Research Hub Leader: Prof Stephen Kinsella
Application Deadline: 1st August 2018
Submit Application to: Richard Arnold (firstname.lastname@example.org)
Criteria for Research Funding
The Globalisation Hub of Rebuilding Macroeconomics (RM) is looking to fund pilot research projects that address the over-arching question of ‘Can Globalisation Benefit All?’
In a workshop held in May 2018, we discussed the changing role of the major institutions of globalisation in a multi-polar world. We brought together a diverse group of academics and policymakers to approach this topic through different scholarly lenses. A background note, summary and presentation videos from the workshop are all available here. This meeting helped to frame the first set of pilot research projects that we are looking to support.
Macroeconomic models often introduce an overseas sector by differentiating between currencies, assuming barriers to the cross-border movement of goods and services (non-traded) and labour and perhaps capital flows and even different commercial policy choices such as tariffs. These are essentially transaction costs and so in most cases, removing such barriers leads to higher social welfare. This has provided some justification for the presumption that ever greater economic integration, or ‘hyper-globalisation’ over the last three decades, implies higher standards of living.
However, this approach ignores the fact that most of these boundaries or constraints are in fact policy choices. It ignores the reasons, or motivations, for why they even exist in the first place. Only when one considers that they are a policy choice can there be any benefit to stopping short of full economic integration. We would like to consider what these motivations may be, why do limits to complete integration emerge and what might be the policy trade-offs involved. This may include what anxieties emerge from integration and what might be an appropriate compensation to enable support for greater integration.

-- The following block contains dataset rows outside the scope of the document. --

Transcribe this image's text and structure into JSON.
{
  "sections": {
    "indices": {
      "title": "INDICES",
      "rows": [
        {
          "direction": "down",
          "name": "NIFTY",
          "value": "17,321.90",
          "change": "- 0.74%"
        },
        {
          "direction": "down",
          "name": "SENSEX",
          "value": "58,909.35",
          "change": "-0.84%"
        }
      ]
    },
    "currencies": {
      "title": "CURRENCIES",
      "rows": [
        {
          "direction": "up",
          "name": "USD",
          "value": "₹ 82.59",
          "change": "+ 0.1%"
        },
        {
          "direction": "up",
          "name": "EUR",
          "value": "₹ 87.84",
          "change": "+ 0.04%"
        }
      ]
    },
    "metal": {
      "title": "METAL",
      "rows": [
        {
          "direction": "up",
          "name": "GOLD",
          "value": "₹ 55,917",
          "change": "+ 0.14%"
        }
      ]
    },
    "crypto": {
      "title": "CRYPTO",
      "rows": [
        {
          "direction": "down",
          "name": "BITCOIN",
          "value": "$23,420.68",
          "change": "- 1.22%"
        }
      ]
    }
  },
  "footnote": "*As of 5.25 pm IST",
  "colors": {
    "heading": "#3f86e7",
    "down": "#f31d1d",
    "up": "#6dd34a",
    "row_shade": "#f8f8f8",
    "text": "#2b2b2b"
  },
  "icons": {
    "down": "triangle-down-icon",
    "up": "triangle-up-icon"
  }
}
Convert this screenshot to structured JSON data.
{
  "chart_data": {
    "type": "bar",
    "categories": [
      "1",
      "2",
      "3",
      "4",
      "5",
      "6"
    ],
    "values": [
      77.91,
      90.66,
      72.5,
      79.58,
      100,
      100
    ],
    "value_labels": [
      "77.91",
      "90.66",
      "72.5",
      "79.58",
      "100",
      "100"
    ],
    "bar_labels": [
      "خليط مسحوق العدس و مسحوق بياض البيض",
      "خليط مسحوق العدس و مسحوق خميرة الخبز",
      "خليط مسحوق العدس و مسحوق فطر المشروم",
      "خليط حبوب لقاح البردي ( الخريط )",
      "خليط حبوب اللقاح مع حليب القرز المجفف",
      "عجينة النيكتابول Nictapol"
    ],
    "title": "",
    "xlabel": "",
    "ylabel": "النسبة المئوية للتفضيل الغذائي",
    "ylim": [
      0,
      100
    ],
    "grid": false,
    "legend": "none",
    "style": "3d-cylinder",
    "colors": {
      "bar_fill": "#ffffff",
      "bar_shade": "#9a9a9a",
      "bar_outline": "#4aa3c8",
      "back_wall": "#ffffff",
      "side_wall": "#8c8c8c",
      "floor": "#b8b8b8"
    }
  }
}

Some control over economic activity is necessarily coordinated at international fora. Yet many controls on activity, such a taxation, regulation and even monetary and financial policy have, most of the time, been the domain of the nation-state. Economic integration blurs these distinctions. Moreover, nation-states differ enormously in size and power their ability to influence the international agenda. This suggests a richer analysis to capture some of the rationale and realities of globalisation.
We are looking for research proposals which look at the motivations for policy frameworks which retain control at the nation-state and which are shared on a global basis. We are looking for research which asks why limits to globalisation emerge, and where these limits are placed upon societies, what their effects are. This research can be historical in its focus, but must directly inform the world we live in today.